Almost a quarter century later, however, it was a seemingly very different Albert Shanker who was eulogized at a ceremony featuring leading dignitaries at the George Washington University in Washington, D.C. President Bill Clinton, using crutches following a recent accident, hobbled to the stage and spoke of Albert Shanker, the head of the national American Federation of Teachers (AFT) from 1974 to 1997, as an educational statesman, a personal "mentor," and "one of the most important teachers of the twentieth century." Clinton lauded Shanker as a champion of equity, recognizing that the education-standards movement Shanker led "was essential for democracy to work," because it "was the only way we could give every child, without regard to their background, a chance to live up to his or her God-given capacity." Senator Daniel Patrick Moynihan, speaking in his idiosyncratic clipped tones, painted Shanker as an intellectual and a gifted writer whose celebrated "Where We Stand" column appeared in the Sunday New York Times. "The impact was extraordinary," Moynihan said. "Union leaders in those days rarely wrote essays, still less felicitous, thoughtful analyses of public policy."
The list of speakers that day--which included Vice President Al Gore and Education Secretary Richard Riley--was evidence that Shanker was a powerful individual, as Woody Allen suggested, but speaker after speaker said Shanker exercised power well and judiciously: to upgrade the teaching profession, to promote democracy abroad, and to improve public education for American schoolchildren.
Some have hypothesized that there were two Albert Shanker's--a "bad Al" and a "good Al." The bad Al was the early, militant teachers' union leader who thirsted for power and poisoned race relations. The good Al came much later and was the statesman who led his union in the direction of education reform, even as parochial elements within the AFT fiercely resisted.
But the presence of Lorretta Johnson, one of the speakers at the ceremony that day, suggested the story wasn't so simple. A stout African American woman, Johnson was head of the AFT's division of "paraprofessionals," a group of mostly black and Latino teacher aides, many of them former welfare mothers, who were hired with federal money to help in low-income schools beginning in the 1960s.

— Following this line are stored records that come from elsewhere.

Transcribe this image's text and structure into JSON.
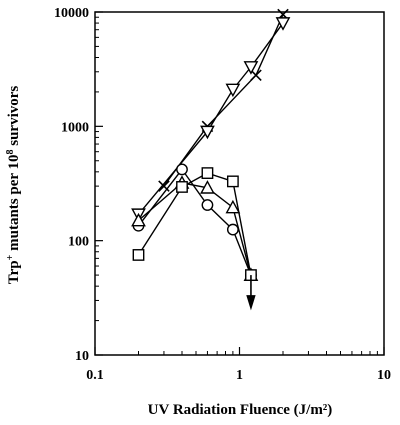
{
  "chart_data": {
    "type": "line",
    "xscale": "log",
    "yscale": "log",
    "xlim": [
      0.1,
      10
    ],
    "ylim": [
      10,
      10000
    ],
    "grid": false,
    "legend": "none",
    "xlabel": "UV Radiation Fluence (J/m²)",
    "ylabel": {
      "prefix": "Trp",
      "sup": "+",
      "mid": " mutants per 10",
      "sup2": "8",
      "suffix": " survivors"
    },
    "x_ticks": [
      {
        "value": 0.1,
        "label": "0.1"
      },
      {
        "value": 1,
        "label": "1"
      },
      {
        "value": 10,
        "label": "10"
      }
    ],
    "y_ticks": [
      {
        "value": 10,
        "label": "10"
      },
      {
        "value": 100,
        "label": "100"
      },
      {
        "value": 1000,
        "label": "1000"
      },
      {
        "value": 10000,
        "label": "10000"
      }
    ],
    "series": [
      {
        "marker": "x",
        "x": [
          0.3,
          0.6,
          1.3,
          2.0
        ],
        "y": [
          300,
          1000,
          2800,
          9500
        ]
      },
      {
        "marker": "inverted-triangle",
        "x": [
          0.2,
          0.6,
          0.9,
          1.2,
          2.0
        ],
        "y": [
          170,
          900,
          2100,
          3300,
          8000
        ]
      },
      {
        "marker": "circle",
        "x": [
          0.2,
          0.4,
          0.6,
          0.9,
          1.2
        ],
        "y": [
          135,
          420,
          205,
          125,
          50
        ]
      },
      {
        "marker": "triangle",
        "x": [
          0.2,
          0.4,
          0.6,
          0.9,
          1.2
        ],
        "y": [
          150,
          320,
          290,
          195,
          50
        ]
      },
      {
        "marker": "square",
        "x": [
          0.2,
          0.4,
          0.6,
          0.9,
          1.2
        ],
        "y": [
          75,
          295,
          390,
          330,
          50
        ]
      }
    ],
    "annotations": [
      {
        "type": "arrow",
        "x": 1.2,
        "y_from": 50,
        "y_to": 27
      }
    ]
  }
}
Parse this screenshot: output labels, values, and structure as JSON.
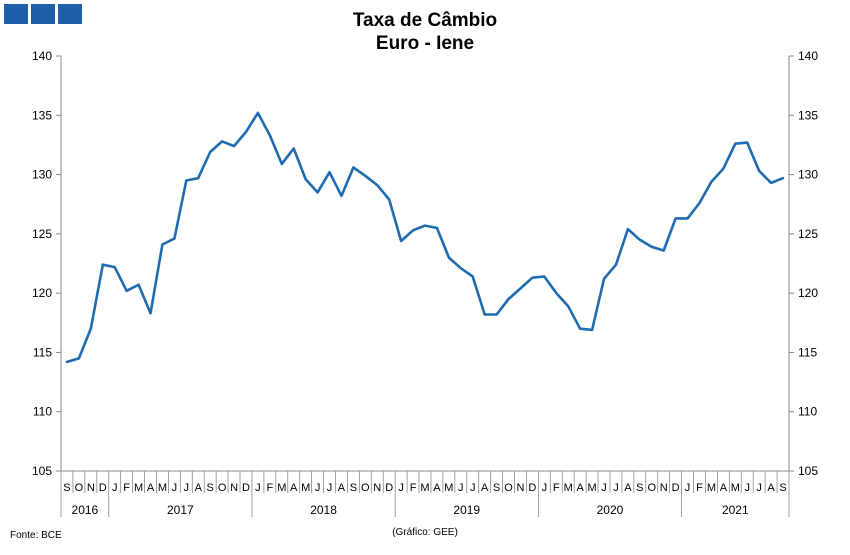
{
  "logo": {
    "squares": 3,
    "color": "#1f5fa9"
  },
  "footer": {
    "source": "Fonte: BCE",
    "credit": "(Gráfico: GEE)"
  },
  "chart_data": {
    "type": "line",
    "title": "Taxa de Câmbio",
    "subtitle": "Euro - Iene",
    "xlabel": "",
    "ylabel": "",
    "ylim": [
      105,
      140
    ],
    "yticks": [
      105,
      110,
      115,
      120,
      125,
      130,
      135,
      140
    ],
    "right_axis_mirror": true,
    "grid": false,
    "legend": "none",
    "line_color": "#1f6bb0",
    "month_labels": [
      "S",
      "O",
      "N",
      "D",
      "J",
      "F",
      "M",
      "A",
      "M",
      "J",
      "J",
      "A",
      "S",
      "O",
      "N",
      "D",
      "J",
      "F",
      "M",
      "A",
      "M",
      "J",
      "J",
      "A",
      "S",
      "O",
      "N",
      "D",
      "J",
      "F",
      "M",
      "A",
      "M",
      "J",
      "J",
      "A",
      "S",
      "O",
      "N",
      "D",
      "J",
      "F",
      "M",
      "A",
      "M",
      "J",
      "J",
      "A",
      "S",
      "O",
      "N",
      "D",
      "J",
      "F",
      "M",
      "A",
      "M",
      "J",
      "J",
      "A",
      "S"
    ],
    "year_groups": [
      {
        "label": "2016",
        "months": 4
      },
      {
        "label": "2017",
        "months": 12
      },
      {
        "label": "2018",
        "months": 12
      },
      {
        "label": "2019",
        "months": 12
      },
      {
        "label": "2020",
        "months": 12
      },
      {
        "label": "2021",
        "months": 9
      }
    ],
    "series": [
      {
        "values": [
          114.2,
          114.5,
          117.0,
          122.4,
          122.2,
          120.2,
          120.7,
          118.3,
          124.1,
          124.6,
          129.5,
          129.7,
          131.9,
          132.8,
          132.4,
          133.6,
          135.2,
          133.3,
          130.9,
          132.2,
          129.6,
          128.5,
          130.2,
          128.2,
          130.6,
          129.9,
          129.1,
          127.9,
          124.4,
          125.3,
          125.7,
          125.5,
          123.0,
          122.1,
          121.4,
          118.2,
          118.2,
          119.5,
          120.4,
          121.3,
          121.4,
          120.0,
          118.9,
          117.0,
          116.9,
          121.2,
          122.4,
          125.4,
          124.5,
          123.9,
          123.6,
          126.3,
          126.3,
          127.6,
          129.4,
          130.5,
          132.6,
          132.7,
          130.3,
          129.3,
          129.7
        ]
      }
    ]
  }
}
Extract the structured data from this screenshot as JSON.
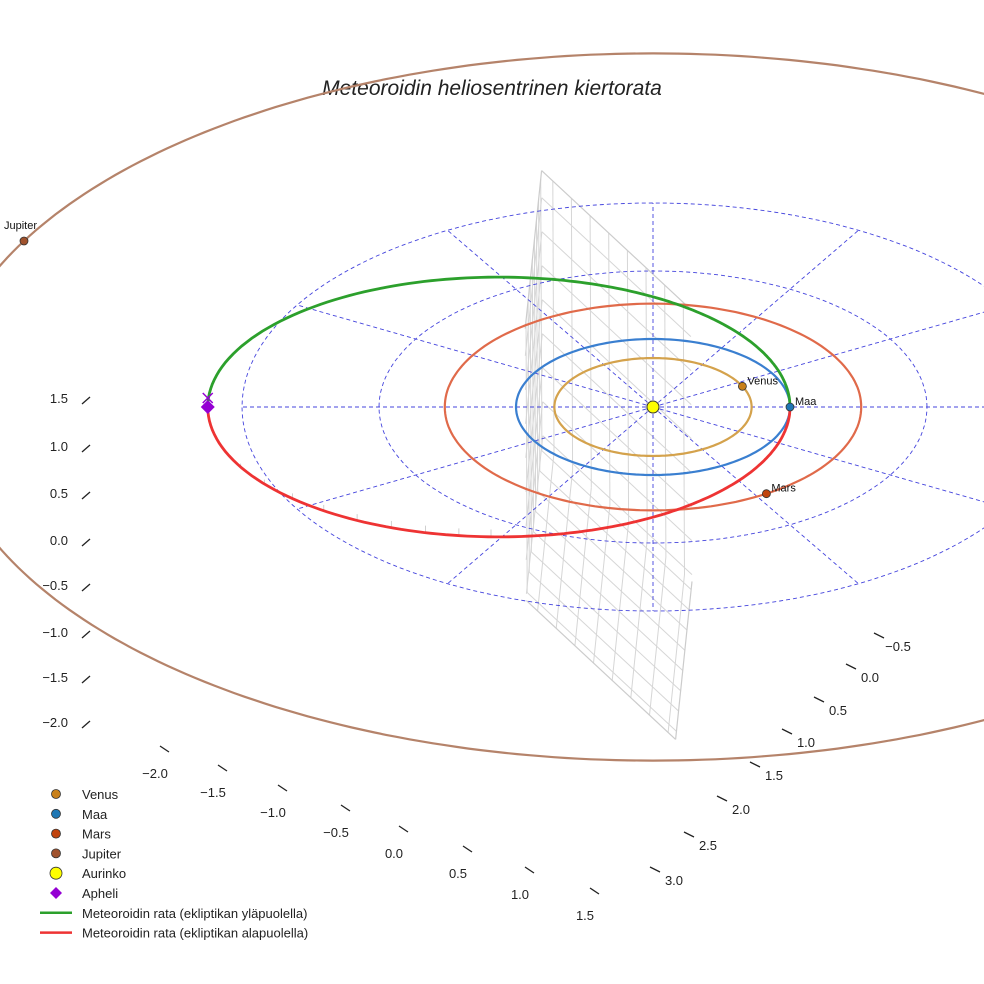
{
  "chart_data": {
    "type": "line",
    "projection": "3d",
    "title": "Meteoroidin heliosentrinen kiertorata",
    "axes": {
      "x": {
        "ticks": [
          "−2.0",
          "−1.5",
          "−1.0",
          "−0.5",
          "0.0",
          "0.5",
          "1.0",
          "1.5"
        ],
        "range": [
          -2.3,
          1.7
        ]
      },
      "y": {
        "ticks": [
          "−0.5",
          "0.0",
          "0.5",
          "1.0",
          "1.5",
          "2.0",
          "2.5",
          "3.0"
        ],
        "range": [
          -0.7,
          3.2
        ]
      },
      "z": {
        "ticks": [
          "1.5",
          "1.0",
          "0.5",
          "0.0",
          "−0.5",
          "−1.0",
          "−1.5",
          "−2.0"
        ],
        "range": [
          -2.1,
          1.9
        ]
      }
    },
    "grid": true,
    "sun": {
      "name": "Aurinko",
      "x": 0,
      "y": 0,
      "z": 0,
      "color": "#ffff00"
    },
    "planets": [
      {
        "name": "Venus",
        "semi_major_axis_au": 0.72,
        "orbit_color": "#d4a24c",
        "marker_color": "#c8801a",
        "angle_deg": 25
      },
      {
        "name": "Maa",
        "semi_major_axis_au": 1.0,
        "orbit_color": "#3a7fd0",
        "marker_color": "#1f77b4",
        "angle_deg": 0
      },
      {
        "name": "Mars",
        "semi_major_axis_au": 1.52,
        "orbit_color": "#e06a4a",
        "marker_color": "#c1440e",
        "angle_deg": -57
      },
      {
        "name": "Jupiter",
        "semi_major_axis_au": 5.2,
        "orbit_color": "#b5836a",
        "marker_color": "#a0522d",
        "angle_deg": 152
      }
    ],
    "ecliptic_grid": {
      "rings_au": [
        1,
        2,
        3
      ],
      "spokes": 12,
      "color": "#4444dd"
    },
    "meteoroid_orbit": {
      "perihelion_au": 1.0,
      "aphelion_au": 3.25,
      "above_ecliptic": {
        "name": "Meteoroidin rata (ekliptikan yläpuolella)",
        "color": "#2ca02c"
      },
      "below_ecliptic": {
        "name": "Meteoroidin rata (ekliptikan alapuolella)",
        "color": "#ee3333"
      }
    },
    "aphelion": {
      "name": "Apheli",
      "color": "#9400d3"
    },
    "legend": [
      {
        "label": "Venus",
        "kind": "dot",
        "color": "#c8801a"
      },
      {
        "label": "Maa",
        "kind": "dot",
        "color": "#1f77b4"
      },
      {
        "label": "Mars",
        "kind": "dot",
        "color": "#c1440e"
      },
      {
        "label": "Jupiter",
        "kind": "dot",
        "color": "#a0522d"
      },
      {
        "label": "Aurinko",
        "kind": "sun",
        "color": "#ffff00"
      },
      {
        "label": "Apheli",
        "kind": "diamond",
        "color": "#9400d3"
      },
      {
        "label": "Meteoroidin rata (ekliptikan yläpuolella)",
        "kind": "line",
        "color": "#2ca02c"
      },
      {
        "label": "Meteoroidin rata (ekliptikan alapuolella)",
        "kind": "line",
        "color": "#ee3333"
      }
    ],
    "legend_position": "bottom-left"
  }
}
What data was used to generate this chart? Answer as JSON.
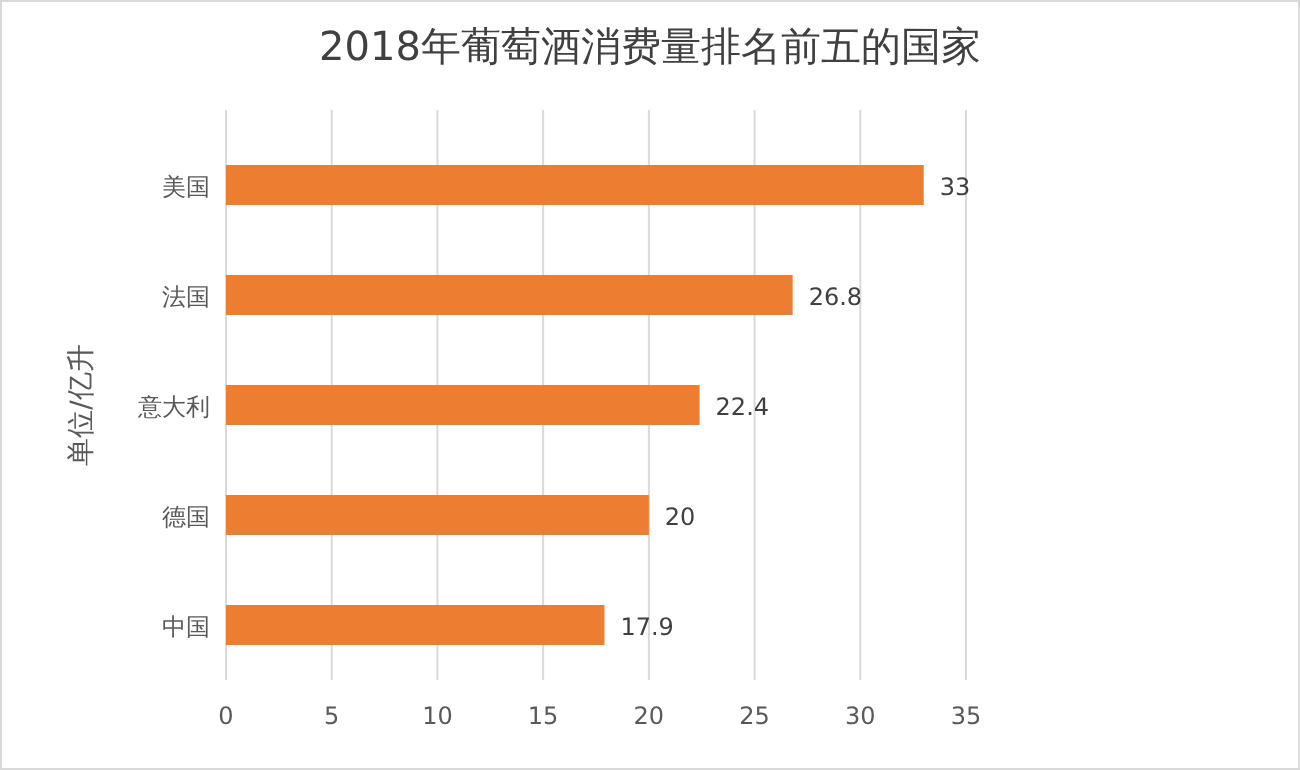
{
  "chart_data": {
    "type": "bar",
    "orientation": "horizontal",
    "title": "2018年葡萄酒消费量排名前五的国家",
    "ylabel": "单位/亿升",
    "categories": [
      "美国",
      "法国",
      "意大利",
      "德国",
      "中国"
    ],
    "values": [
      33,
      26.8,
      22.4,
      20,
      17.9
    ],
    "color": "#ed7d31",
    "xlim": [
      0,
      35
    ],
    "xticks": [
      0,
      5,
      10,
      15,
      20,
      25,
      30,
      35
    ],
    "grid": "x",
    "data_labels": true
  }
}
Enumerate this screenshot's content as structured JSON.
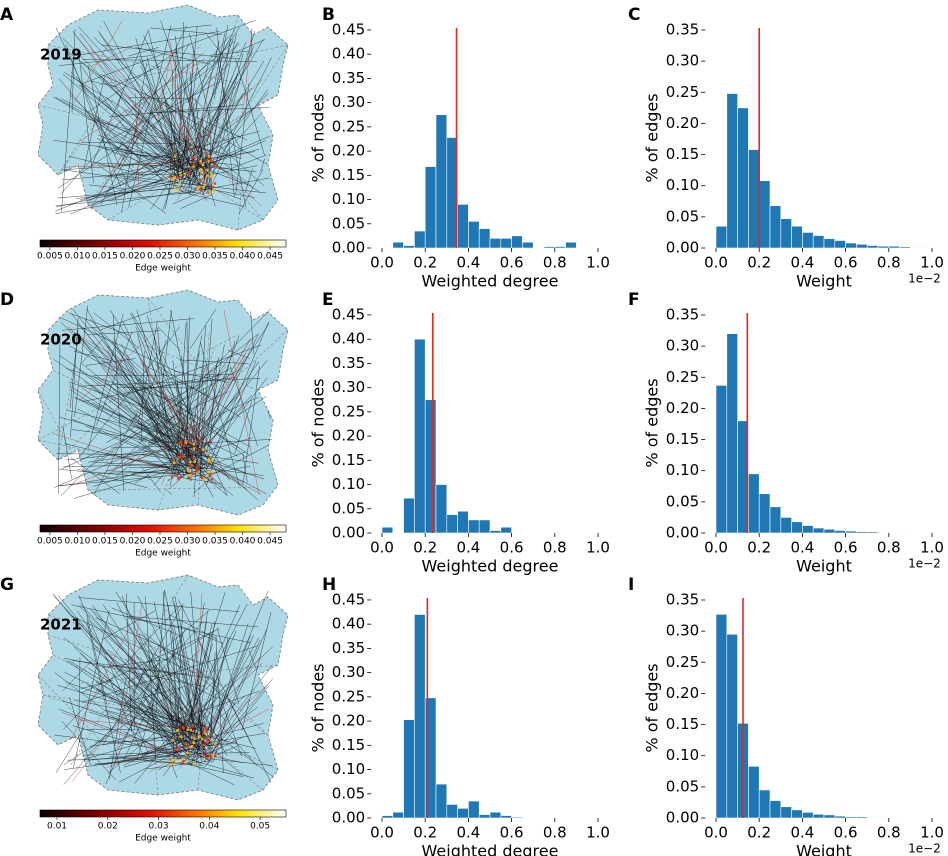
{
  "chart_data": [
    {
      "type": "map",
      "panel": "A",
      "title": "2019",
      "xlabel": "Edge weight",
      "xlim": [
        0.0032,
        0.0479
      ],
      "xticks": [
        0.005,
        {
          "value": 0.01,
          "label": "0.010"
        },
        0.015,
        {
          "value": 0.02,
          "label": "0.020"
        },
        0.025,
        {
          "value": 0.03,
          "label": "0.030"
        },
        0.035,
        {
          "value": 0.04,
          "label": "0.040"
        },
        0.045
      ]
    },
    {
      "type": "histogram",
      "panel": "B",
      "xlabel": "Weighted degree",
      "ylabel": "% of nodes",
      "color": "#1f77b4",
      "vline": 0.345,
      "vline_color": "#e8261f",
      "bins": [
        0,
        0.05,
        0.1,
        0.15,
        0.2,
        0.25,
        0.3,
        0.35,
        0.4,
        0.45,
        0.5,
        0.55,
        0.6,
        0.65,
        0.7,
        0.75,
        0.8,
        0.85,
        0.9
      ],
      "values": [
        0,
        0.012,
        0.005,
        0.035,
        0.168,
        0.275,
        0.228,
        0.09,
        0.055,
        0.04,
        0.02,
        0.02,
        0.025,
        0.012,
        0,
        0.003,
        0.003,
        0.012
      ],
      "xlim": [
        -0.05,
        1.05
      ],
      "xticks": [
        {
          "value": 0,
          "label": "0.0"
        },
        0.2,
        0.4,
        0.6,
        0.8,
        {
          "value": 1,
          "label": "1.0"
        }
      ],
      "ylim": [
        0,
        0.454
      ],
      "yticks": [
        {
          "value": 0,
          "label": "0.00"
        },
        0.05,
        {
          "value": 0.1,
          "label": "0.10"
        },
        0.15,
        {
          "value": 0.2,
          "label": "0.20"
        },
        0.25,
        {
          "value": 0.3,
          "label": "0.30"
        },
        0.35,
        {
          "value": 0.4,
          "label": "0.40"
        },
        0.45
      ]
    },
    {
      "type": "histogram",
      "panel": "C",
      "xlabel": "Weight",
      "ylabel": "% of edges",
      "x_offset_label": "1e−2",
      "color": "#1f77b4",
      "vline": 0.2,
      "vline_color": "#e8261f",
      "bins": [
        0,
        0.05,
        0.1,
        0.15,
        0.2,
        0.25,
        0.3,
        0.35,
        0.4,
        0.45,
        0.5,
        0.55,
        0.6,
        0.65,
        0.7,
        0.75,
        0.8,
        0.85,
        0.9,
        0.95,
        1.0
      ],
      "values": [
        0.035,
        0.248,
        0.225,
        0.158,
        0.108,
        0.068,
        0.047,
        0.035,
        0.025,
        0.02,
        0.015,
        0.012,
        0.008,
        0.006,
        0.004,
        0.003,
        0.003,
        0.002,
        0.001,
        0.001
      ],
      "xlim": [
        -0.05,
        1.05
      ],
      "xticks": [
        {
          "value": 0,
          "label": "0.0"
        },
        0.2,
        0.4,
        0.6,
        0.8,
        {
          "value": 1,
          "label": "1.0"
        }
      ],
      "ylim": [
        0,
        0.3532
      ],
      "yticks": [
        {
          "value": 0,
          "label": "0.00"
        },
        0.05,
        {
          "value": 0.1,
          "label": "0.10"
        },
        0.15,
        {
          "value": 0.2,
          "label": "0.20"
        },
        0.25,
        {
          "value": 0.3,
          "label": "0.30"
        },
        0.35
      ]
    },
    {
      "type": "map",
      "panel": "D",
      "title": "2020",
      "xlabel": "Edge weight",
      "xlim": [
        0.0032,
        0.0479
      ],
      "xticks": [
        0.005,
        {
          "value": 0.01,
          "label": "0.010"
        },
        0.015,
        {
          "value": 0.02,
          "label": "0.020"
        },
        0.025,
        {
          "value": 0.03,
          "label": "0.030"
        },
        0.035,
        {
          "value": 0.04,
          "label": "0.040"
        },
        0.045
      ]
    },
    {
      "type": "histogram",
      "panel": "E",
      "xlabel": "Weighted degree",
      "ylabel": "% of nodes",
      "color": "#1f77b4",
      "vline": 0.235,
      "vline_color": "#e8261f",
      "bins": [
        0,
        0.05,
        0.1,
        0.15,
        0.2,
        0.25,
        0.3,
        0.35,
        0.4,
        0.45,
        0.5,
        0.55,
        0.6
      ],
      "values": [
        0.012,
        0,
        0.072,
        0.4,
        0.275,
        0.1,
        0.038,
        0.045,
        0.027,
        0.027,
        0.005,
        0.012
      ],
      "xlim": [
        -0.05,
        1.05
      ],
      "xticks": [
        {
          "value": 0,
          "label": "0.0"
        },
        0.2,
        0.4,
        0.6,
        0.8,
        {
          "value": 1,
          "label": "1.0"
        }
      ],
      "ylim": [
        0,
        0.454
      ],
      "yticks": [
        {
          "value": 0,
          "label": "0.00"
        },
        0.05,
        {
          "value": 0.1,
          "label": "0.10"
        },
        0.15,
        {
          "value": 0.2,
          "label": "0.20"
        },
        0.25,
        {
          "value": 0.3,
          "label": "0.30"
        },
        0.35,
        {
          "value": 0.4,
          "label": "0.40"
        },
        0.45
      ]
    },
    {
      "type": "histogram",
      "panel": "F",
      "xlabel": "Weight",
      "ylabel": "% of edges",
      "x_offset_label": "1e−2",
      "color": "#1f77b4",
      "vline": 0.145,
      "vline_color": "#e8261f",
      "bins": [
        0,
        0.05,
        0.1,
        0.15,
        0.2,
        0.25,
        0.3,
        0.35,
        0.4,
        0.45,
        0.5,
        0.55,
        0.6,
        0.65,
        0.7,
        0.75,
        0.8,
        0.85,
        0.9,
        0.95,
        1.0
      ],
      "values": [
        0.237,
        0.32,
        0.18,
        0.095,
        0.063,
        0.042,
        0.025,
        0.018,
        0.012,
        0.008,
        0.006,
        0.004,
        0.003,
        0.002,
        0.002,
        0.001,
        0.001,
        0.001,
        0.0005,
        0.0005
      ],
      "xlim": [
        -0.05,
        1.05
      ],
      "xticks": [
        {
          "value": 0,
          "label": "0.0"
        },
        0.2,
        0.4,
        0.6,
        0.8,
        {
          "value": 1,
          "label": "1.0"
        }
      ],
      "ylim": [
        0,
        0.3532
      ],
      "yticks": [
        {
          "value": 0,
          "label": "0.00"
        },
        0.05,
        {
          "value": 0.1,
          "label": "0.10"
        },
        0.15,
        {
          "value": 0.2,
          "label": "0.20"
        },
        0.25,
        {
          "value": 0.3,
          "label": "0.30"
        },
        0.35
      ]
    },
    {
      "type": "map",
      "panel": "G",
      "title": "2021",
      "xlabel": "Edge weight",
      "xlim": [
        0.00665,
        0.0551
      ],
      "xticks": [
        0.01,
        0.02,
        0.03,
        0.04,
        0.05
      ]
    },
    {
      "type": "histogram",
      "panel": "H",
      "xlabel": "Weighted degree",
      "ylabel": "% of nodes",
      "color": "#1f77b4",
      "vline": 0.21,
      "vline_color": "#e8261f",
      "bins": [
        0,
        0.05,
        0.1,
        0.15,
        0.2,
        0.25,
        0.3,
        0.35,
        0.4,
        0.45,
        0.5,
        0.55,
        0.6,
        0.65
      ],
      "values": [
        0.005,
        0.012,
        0.203,
        0.42,
        0.248,
        0.07,
        0.028,
        0.02,
        0.035,
        0.007,
        0.012,
        0.005,
        0.002
      ],
      "xlim": [
        -0.05,
        1.05
      ],
      "xticks": [
        {
          "value": 0,
          "label": "0.0"
        },
        0.2,
        0.4,
        0.6,
        0.8,
        {
          "value": 1,
          "label": "1.0"
        }
      ],
      "ylim": [
        0,
        0.454
      ],
      "yticks": [
        {
          "value": 0,
          "label": "0.00"
        },
        0.05,
        {
          "value": 0.1,
          "label": "0.10"
        },
        0.15,
        {
          "value": 0.2,
          "label": "0.20"
        },
        0.25,
        {
          "value": 0.3,
          "label": "0.30"
        },
        0.35,
        {
          "value": 0.4,
          "label": "0.40"
        },
        0.45
      ]
    },
    {
      "type": "histogram",
      "panel": "I",
      "xlabel": "Weight",
      "ylabel": "% of edges",
      "x_offset_label": "1e−2",
      "color": "#1f77b4",
      "vline": 0.125,
      "vline_color": "#e8261f",
      "bins": [
        0,
        0.05,
        0.1,
        0.15,
        0.2,
        0.25,
        0.3,
        0.35,
        0.4,
        0.45,
        0.5,
        0.55,
        0.6,
        0.65,
        0.7,
        0.75,
        0.8,
        0.85,
        0.9,
        0.95,
        1.0
      ],
      "values": [
        0.327,
        0.295,
        0.152,
        0.083,
        0.045,
        0.028,
        0.018,
        0.013,
        0.009,
        0.006,
        0.005,
        0.003,
        0.002,
        0.002,
        0.001,
        0.001,
        0.001,
        0.0005,
        0.0005,
        0.0005
      ],
      "xlim": [
        -0.05,
        1.05
      ],
      "xticks": [
        {
          "value": 0,
          "label": "0.0"
        },
        0.2,
        0.4,
        0.6,
        0.8,
        {
          "value": 1,
          "label": "1.0"
        }
      ],
      "ylim": [
        0,
        0.3532
      ],
      "yticks": [
        {
          "value": 0,
          "label": "0.00"
        },
        0.05,
        {
          "value": 0.1,
          "label": "0.10"
        },
        0.15,
        {
          "value": 0.2,
          "label": "0.20"
        },
        0.25,
        {
          "value": 0.3,
          "label": "0.30"
        },
        0.35
      ]
    }
  ]
}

Racial tensions ran high following the 1968 teachers' strike, which centered on the question of whether local black leaders had the right to dismiss tenured unionized white teachers and replace them, often with black teachers, as part of an effort to give ghetto communities greater control over their schools. Shanker was a hero of the white middle class, which backed him for standing up to black militants, but Shanker, who had marched with Martin Luther King Jr. in Selma, wanted to make it clear that the issue was not black versus white, but the right of workers to be treated with dignity. Many of the black teacher aides had crossed the picket lines during the teachers' strike to try to keep schools open. But when Shanker saw the opportunity to organize the "paras," who were making as little as two dollars an hour, he jumped at the chance.